The DCS unit was formed about three years ago to help Dell get more business from large Internet firms. Its engineers often spend several weeks on-site with those companies to design low-cost, low-power systems that meet the special requirements of their search, social networking and other Web applications.
That hands-on role means the DCS group designs servers only for large companies, such as Ask.com and Microsoft’s Azure division, which order tens of thousands of servers per year. But that’s about to change, Dell executives said in an interview.
Later this year Dell will turn some of those custom servers into standardized products and sell them to companies that order lower volumes of systems, including enterprises building “private cloud” environments in their data centers, and a second tier of smaller Internet companies. They will likely be sold under a new brand, CloudEdge.
“What we’ve found is, there are a whole bunch of other customers who want access to those designs but who are not buying in those types of quantities,” said Andy Rhodes, a director with Dell’s DCS group. “So the big thing we’re solving now, and we’ll talk more publicly about over the next couple of months, is how to provide more of that capability to many, many more customers.”
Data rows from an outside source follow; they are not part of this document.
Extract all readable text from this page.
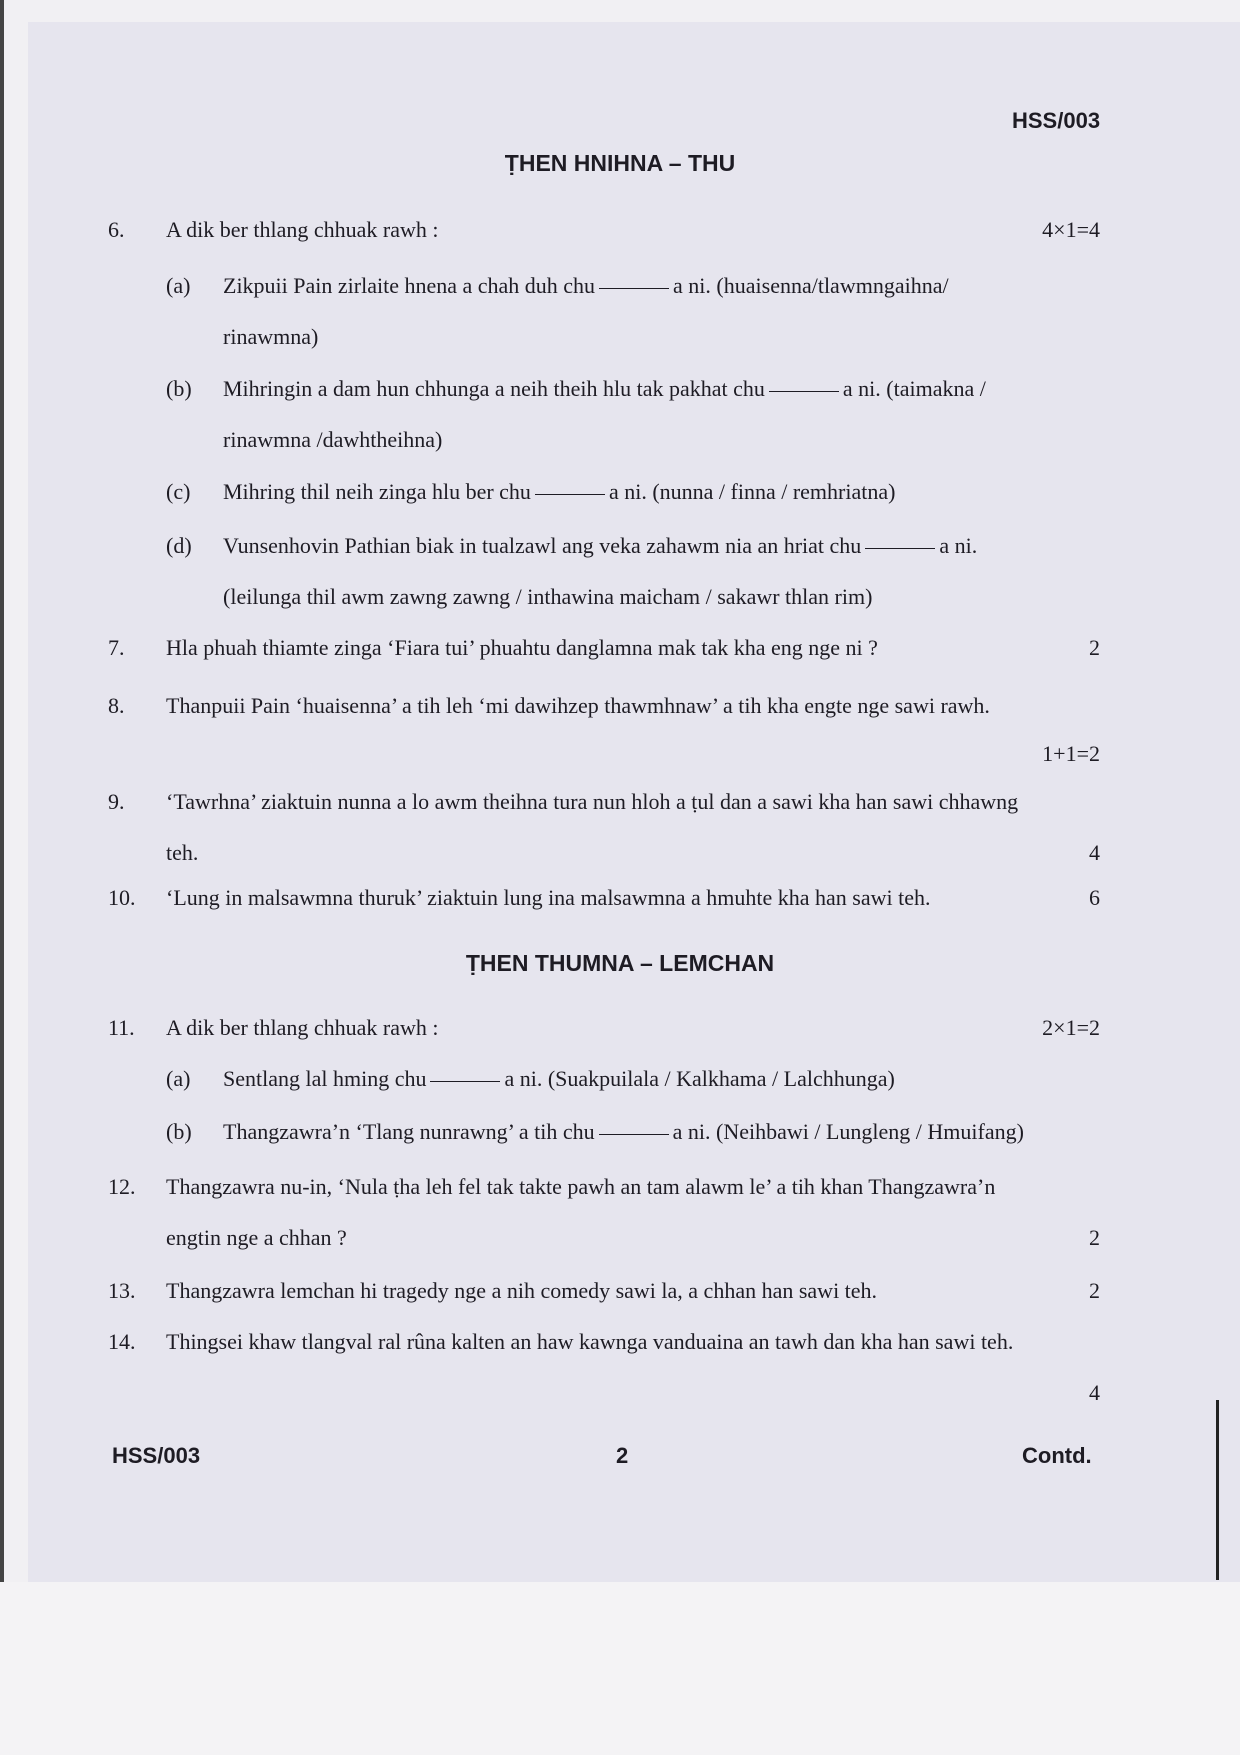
HSS/003
ṬHEN HNIHNA – THU
6.	A dik ber thlang chhuak rawh :	4×1=4
(a) Zikpuii Pain zirlaite hnena a chah duh chu	a ni. (huaisenna/tlawmngaihna/
rinawmna)
(b) Mihringin a dam hun chhunga a neih theih hlu tak pakhat chu	a ni. (taimakna /
rinawmna /dawhtheihna)
(c) Mihring thil neih zinga hlu ber chu	a ni. (nunna / finna / remhriatna)
(d) Vunsenhovin Pathian biak in tualzawl ang veka zahawm nia an hriat chu	a ni.
(leilunga thil awm zawng zawng / inthawina maicham / sakawr thlan rim)
7.	Hla phuah thiamte zinga ‘Fiara tui’ phuahtu danglamna mak tak kha eng nge ni ?	2
8.	Thanpuii Pain ‘huaisenna’ a tih leh ‘mi dawihzep thawmhnaw’ a tih kha engte nge sawi rawh.
1+1=2
9.	‘Tawrhna’ ziaktuin nunna a lo awm theihna tura nun hloh a ṭul dan a sawi kha han sawi chhawng
teh.	4
10.	‘Lung in malsawmna thuruk’ ziaktuin lung ina malsawmna a hmuhte kha han sawi teh.	6
ṬHEN THUMNA – LEMCHAN
11.	A dik ber thlang chhuak rawh :	2×1=2
(a) Sentlang lal hming chu	a ni. (Suakpuilala / Kalkhama / Lalchhunga)
(b) Thangzawra’n ‘Tlang nunrawng’ a tih chu	a ni. (Neihbawi / Lungleng / Hmuifang)
12.	Thangzawra nu-in, ‘Nula ṭha leh fel tak takte pawh an tam alawm le’ a tih khan Thangzawra’n
engtin nge a chhan ?	2
13.	Thangzawra lemchan hi tragedy nge a nih comedy sawi la, a chhan han sawi teh.	2
14.	Thingsei khaw tlangval ral rûna kalten an haw kawnga vanduaina an tawh dan kha han sawi teh.
4
HSS/003	2	Contd.
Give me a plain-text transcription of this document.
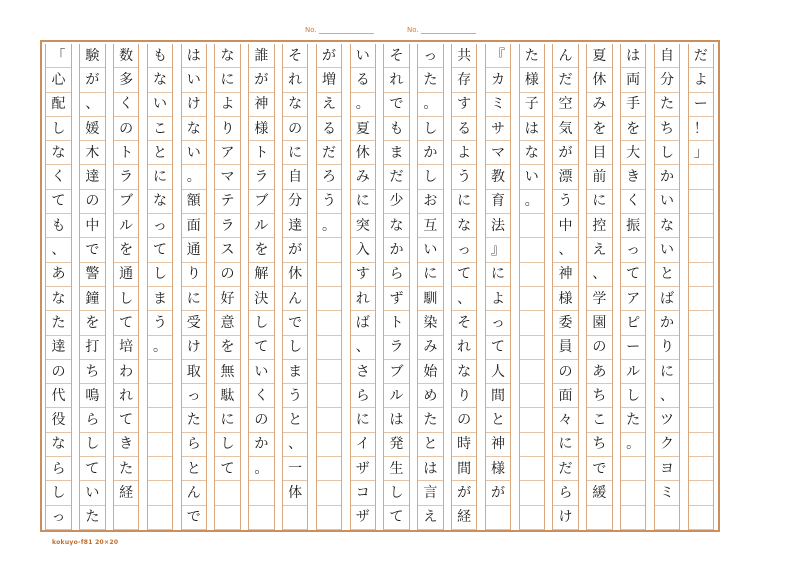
No.	No.
だ
よ
ー
！
」
自
分
た
ち
し
か
い
な
い
と
ば
か
り
に
、
ツ
ク
ヨ
ミ
は
両
手
を
大
き
く
振
っ
て
ア
ピ
ー
ル
し
た
。
夏
休
み
を
目
前
に
控
え
、
学
園
の
あ
ち
こ
ち
で
緩
ん
だ
空
気
が
漂
う
中
、
神
様
委
員
の
面
々
に
だ
ら
け
た
様
子
は
な
い
。
『
カ
ミ
サ
マ
教
育
法
』
に
よ
っ
て
人
間
と
神
様
が
共
存
す
る
よ
う
に
な
っ
て
、
そ
れ
な
り
の
時
間
が
経
っ
た
。
し
か
し
お
互
い
に
馴
染
み
始
め
た
と
は
言
え
そ
れ
で
も
ま
だ
少
な
か
ら
ず
ト
ラ
ブ
ル
は
発
生
し
て
い
る
。
夏
休
み
に
突
入
す
れ
ば
、
さ
ら
に
イ
ザ
コ
ザ
が
増
え
る
だ
ろ
う
。
そ
れ
な
の
に
自
分
達
が
休
ん
で
し
ま
う
と
、
一
体
誰
が
神
様
ト
ラ
ブ
ル
を
解
決
し
て
い
く
の
か
。
な
に
よ
り
ア
マ
テ
ラ
ス
の
好
意
を
無
駄
に
し
て
は
い
け
な
い
。
額
面
通
り
に
受
け
取
っ
た
ら
と
ん
で
も
な
い
こ
と
に
な
っ
て
し
ま
う
。
数
多
く
の
ト
ラ
ブ
ル
を
通
し
て
培
わ
れ
て
き
た
経
験
が
、
媛
木
達
の
中
で
警
鐘
を
打
ち
鳴
ら
し
て
い
た
「
心
配
し
な
く
て
も
、
あ
な
た
達
の
代
役
な
ら
し
っ
kokuyo-f81 20×20
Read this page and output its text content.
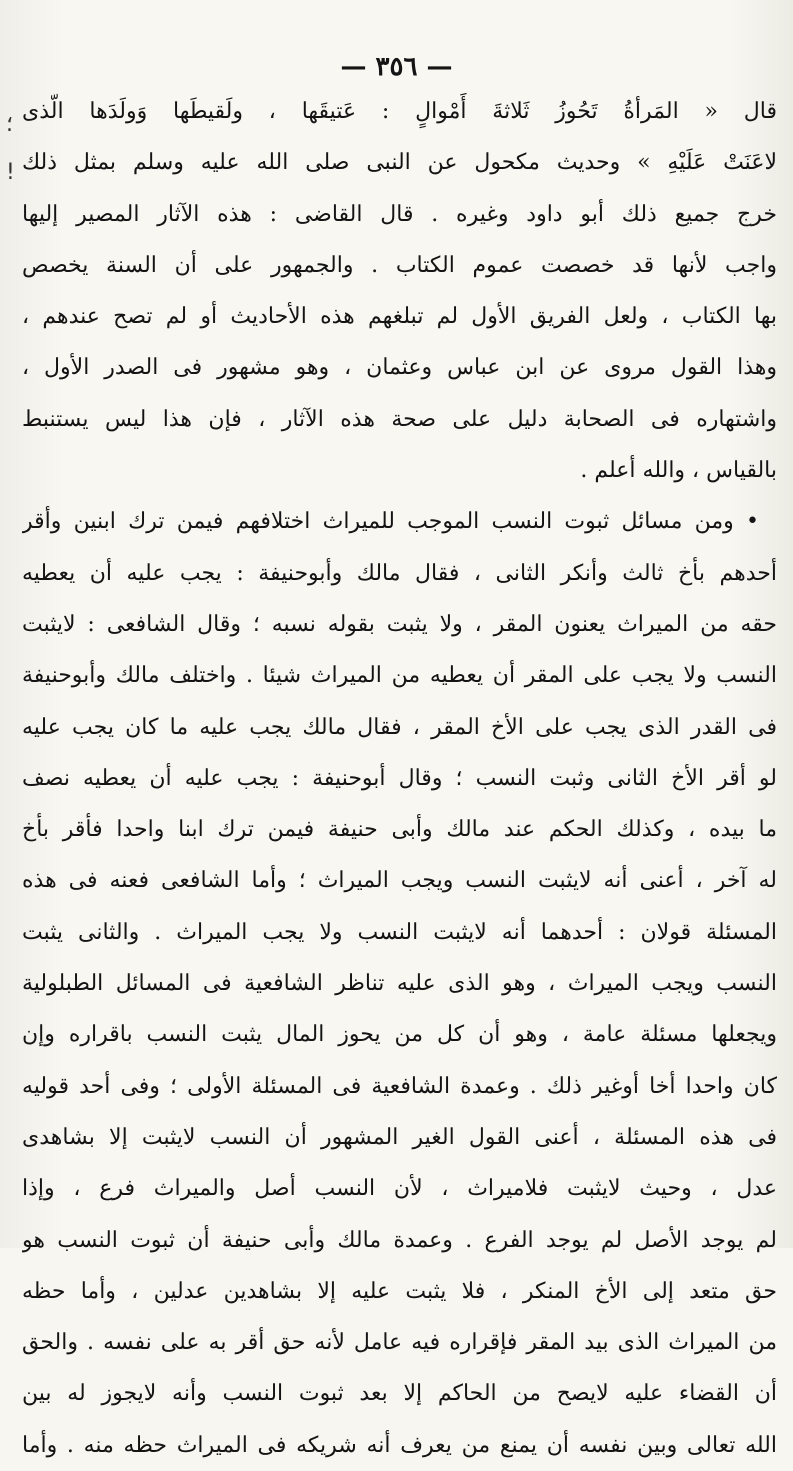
— ٣٥٦ —
؛
!
قال « المَرأةُ تَحُوزُ ثَلاثةَ أَمْوالٍ : عَتيقَها ، ولَقيطَها وَولَدَها الّذى
لاعَنَتْ عَلَيْهِ » وحديث مكحول عن النبى صلى الله عليه وسلم بمثل ذلك
خرج جميع ذلك أبو داود وغيره . قال القاضى : هذه الآثار المصير إليها
واجب لأنها قد خصصت عموم الكتاب . والجمهور على أن السنة يخصص
بها الكتاب ، ولعل الفريق الأول لم تبلغهم هذه الأحاديث أو لم تصح عندهم ،
وهذا القول مروى عن ابن عباس وعثمان ، وهو مشهور فى الصدر الأول ،
واشتهاره فى الصحابة دليل على صحة هذه الآثار ، فإن هذا ليس يستنبط
بالقياس ، والله أعلم .
• ومن مسائل ثبوت النسب الموجب للميراث اختلافهم فيمن ترك ابنين وأقر
أحدهم بأخ ثالث وأنكر الثانى ، فقال مالك وأبوحنيفة : يجب عليه أن يعطيه
حقه من الميراث يعنون المقر ، ولا يثبت بقوله نسبه ؛ وقال الشافعى : لايثبت
النسب ولا يجب على المقر أن يعطيه من الميراث شيئا . واختلف مالك وأبوحنيفة
فى القدر الذى يجب على الأخ المقر ، فقال مالك يجب عليه ما كان يجب عليه
لو أقر الأخ الثانى وثبت النسب ؛ وقال أبوحنيفة : يجب عليه أن يعطيه نصف
ما بيده ، وكذلك الحكم عند مالك وأبى حنيفة فيمن ترك ابنا واحدا فأقر بأخ
له آخر ، أعنى أنه لايثبت النسب ويجب الميراث ؛ وأما الشافعى فعنه فى هذه
المسئلة قولان : أحدهما أنه لايثبت النسب ولا يجب الميراث . والثانى يثبت
النسب ويجب الميراث ، وهو الذى عليه تناظر الشافعية فى المسائل الطبلولية
ويجعلها مسئلة عامة ، وهو أن كل من يحوز المال يثبت النسب باقراره وإن
كان واحدا أخا أوغير ذلك . وعمدة الشافعية فى المسئلة الأولى ؛ وفى أحد قوليه
فى هذه المسئلة ، أعنى القول الغير المشهور أن النسب لايثبت إلا بشاهدى
عدل ، وحيث لايثبت فلاميراث ، لأن النسب أصل والميراث فرع ، وإذا
لم يوجد الأصل لم يوجد الفرع . وعمدة مالك وأبى حنيفة أن ثبوت النسب هو
حق متعد إلى الأخ المنكر ، فلا يثبت عليه إلا بشاهدين عدلين ، وأما حظه
من الميراث الذى بيد المقر فإقراره فيه عامل لأنه حق أقر به على نفسه . والحق
أن القضاء عليه لايصح من الحاكم إلا بعد ثبوت النسب وأنه لايجوز له بين
الله تعالى وبين نفسه أن يمنع من يعرف أنه شريكه فى الميراث حظه منه . وأما
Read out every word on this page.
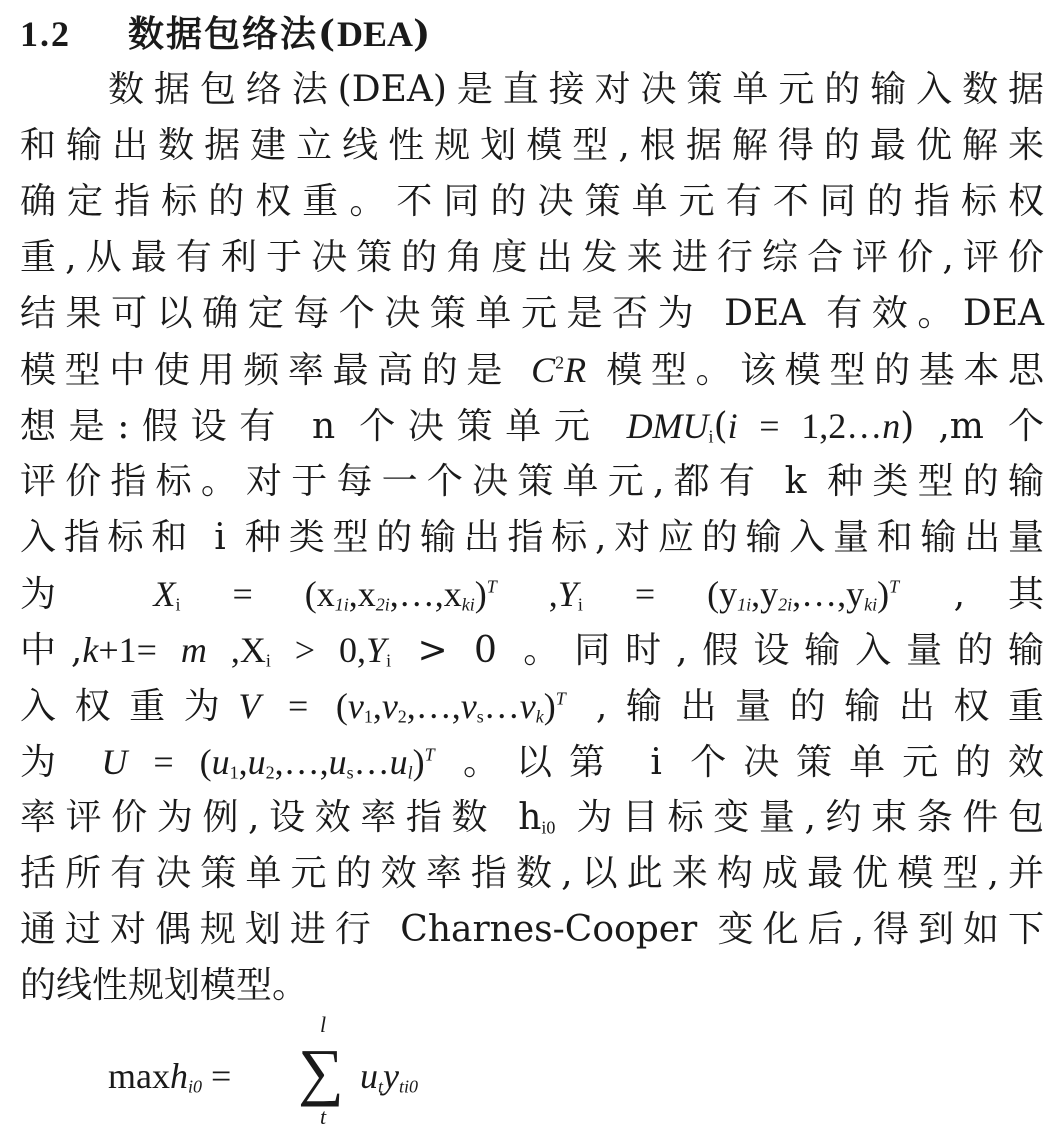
1.2 数据包络法(DEA)
数据包络法(DEA)是直接对决策单元的输入数据
和输出数据建立线性规划模型,根据解得的最优解来
确定指标的权重。不同的决策单元有不同的指标权
重,从最有利于决策的角度出发来进行综合评价,评价
结果可以确定每个决策单元是否为 DEA 有效。DEA
模型中使用频率最高的是 $C^2R$ 模型。该模型的基本思
想是:假设有 n 个决策单元 $DMU_i(i$ = 1,2…n) ,m 个
评价指标。对于每一个决策单元,都有 k 种类型的输
入指标和 i 种类型的输出指标,对应的输入量和输出量
为 $X_i$ = $(x_{1i},x_{2i},\dots,x_{ki})^T$ $,Y_i$ = $(y_{1i},y_{2i},\dots,y_{ki})^T$ ,其
中,k+1= m $,X_i > 0,Y_i > 0$ 。同时,假设输入量的输
入权重为$V = (v_1,v_2,\dots,v_s\dots v_k)^T$ ,输出量的输出权重
为 $U = (u_1,u_2,\dots,u_s\dots u_l)^T$ 。以第 i 个决策单元的效
率评价为例,设效率指数 $h_{i0}$ 为目标变量,约束条件包
括所有决策单元的效率指数,以此来构成最优模型,并
通过对偶规划进行 Charnes-Cooper 变化后,得到如下
的线性规划模型。
maxh$_{i0}$ =
l
∑
t
$u_ty_{ti0}$
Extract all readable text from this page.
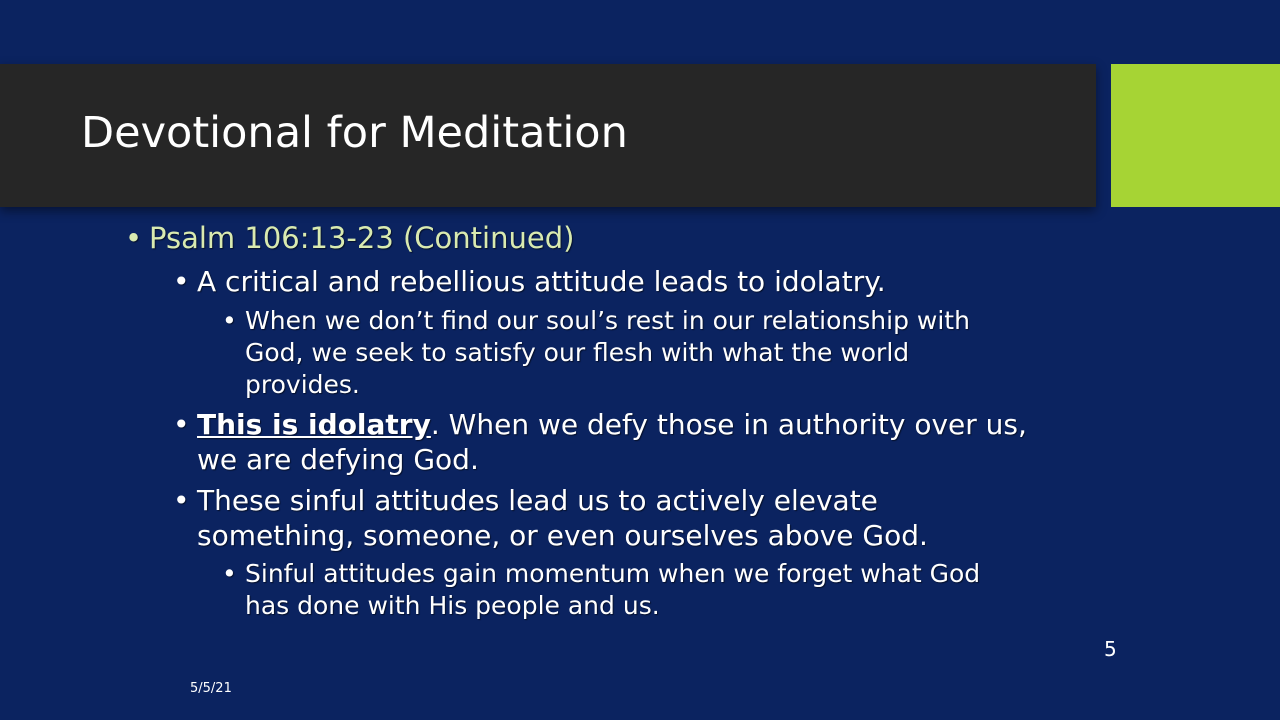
Devotional for Meditation
• Psalm 106:13-23 (Continued)
• A critical and rebellious attitude leads to idolatry.
• When we don’t find our soul’s rest in our relationship with
God, we seek to satisfy our flesh with what the world
provides.
• This is idolatry. When we defy those in authority over us,
we are defying God.
• These sinful attitudes lead us to actively elevate
something, someone, or even ourselves above God.
• Sinful attitudes gain momentum when we forget what God
has done with His people and us.
5
5/5/21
Dell isn’t discussing specific products yet and is still working out details, such as whether the servers will be sold by DCS or through Dell’s standard server channels. But the goal is to offer the designs to a wider market, even while DCS continues to do custom work for very large customers. “We’re not announcing anything right now, but that is definitely something we will announce this year,” Rhodes said.
DCS aims to build highly energy-efficient servers that pack a lot of computing power into a small space. The systems often forego redundant power supplies and fans, for example, which saves on component costs and energy bills.
That also makes the servers less resilient to failure — a trade-off large Internet companies are willing to make for lower operational costs. Companies such as Google and Yahoo design their Web applications to run on such “fail in place” architectures, so that workloads are rerouted around failed servers with little or no disruption to services.